September 29, 2023

Ikatan trauma bisa sulit diidentifikasi karena mudah disalahartikan sebagai praktik kesetiaan atau pengampunan. Misalnya, psikolog Katie Moore Psy.D. memberi tahu Forbes, “Keterikatan ini bukanlah yang diharapkan oleh seseorang di luar, dan sering dipandang oleh orang luar sebagai kesetiaan kepada pelakunya.” Korban ikatan trauma mungkin mencari cara untuk memahami pengalaman traumatis mereka dan terus berpartisipasi dalam hubungan itu karena mereka memiliki pengalaman positif dengan pelaku dan percaya bahwa pelecehan tersebut bukan dari versi “nyata” dari pasangan mereka, menurut ke Hotline Kekerasan Dalam Rumah Tangga Nasional.

Karena ikatan trauma terbentuk saat orang mengalami pelecehan, alasan yang mendasari seringkali adalah perebutan kekuasaan yang berbahaya antara pelaku dan korban. Menurut sebuah penelitian di Journal of Psychiatric Analysis yang berfokus pada penyintas kekerasan dalam rumah tangga, “korban [tended to] mengembangkan ikatan yang kuat dengan pelakunya — sebuah fenomena yang dikenal sebagai identifikasi dengan agresor (IWA) — untuk bertahan dari pelecehan.” Hubungan ini terbentuk karena kebutuhan untuk bertahan dan menormalkan pelecehan, dan karenanya akan selalu menjadi dinamika yang tidak sehat.

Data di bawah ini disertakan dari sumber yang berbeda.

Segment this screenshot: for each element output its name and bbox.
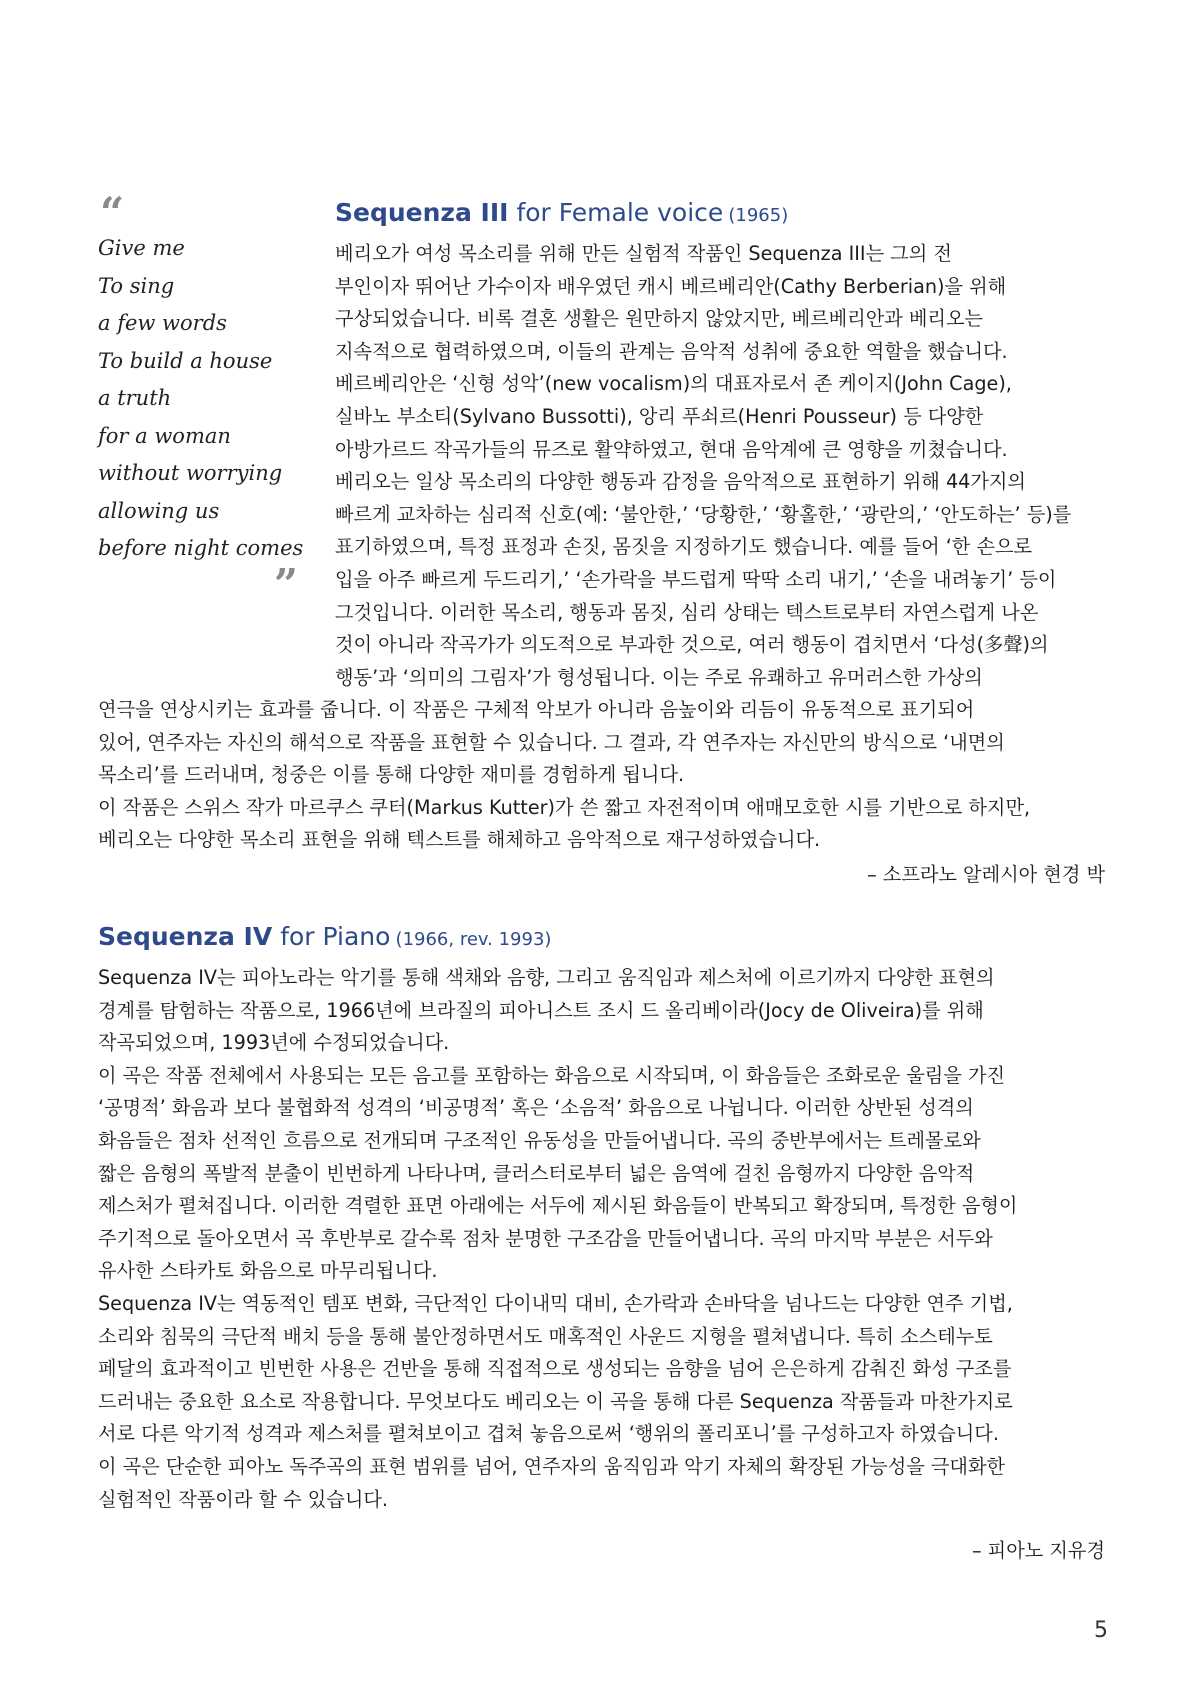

Ikatan trauma dapat terjadi dalam hubungan keluarga, persahabatan, dan kemitraan romantis, menurut PsychCentral. Itu bisa berkembang di tempat kerja; misalnya, ketika karyawan mengalami pelecehan yang parah dari atasan mereka tetapi merasa berkewajiban untuk tetap bekerja karena apa yang tampaknya disediakan oleh atasan mereka. Faktor umum dalam dinamika ini adalah bahwa orang yang mengalami pelecehan belajar untuk merasa bersyukur atas trauma tersebut karena ketergantungan mereka pada pasangan yang melakukan kekerasan.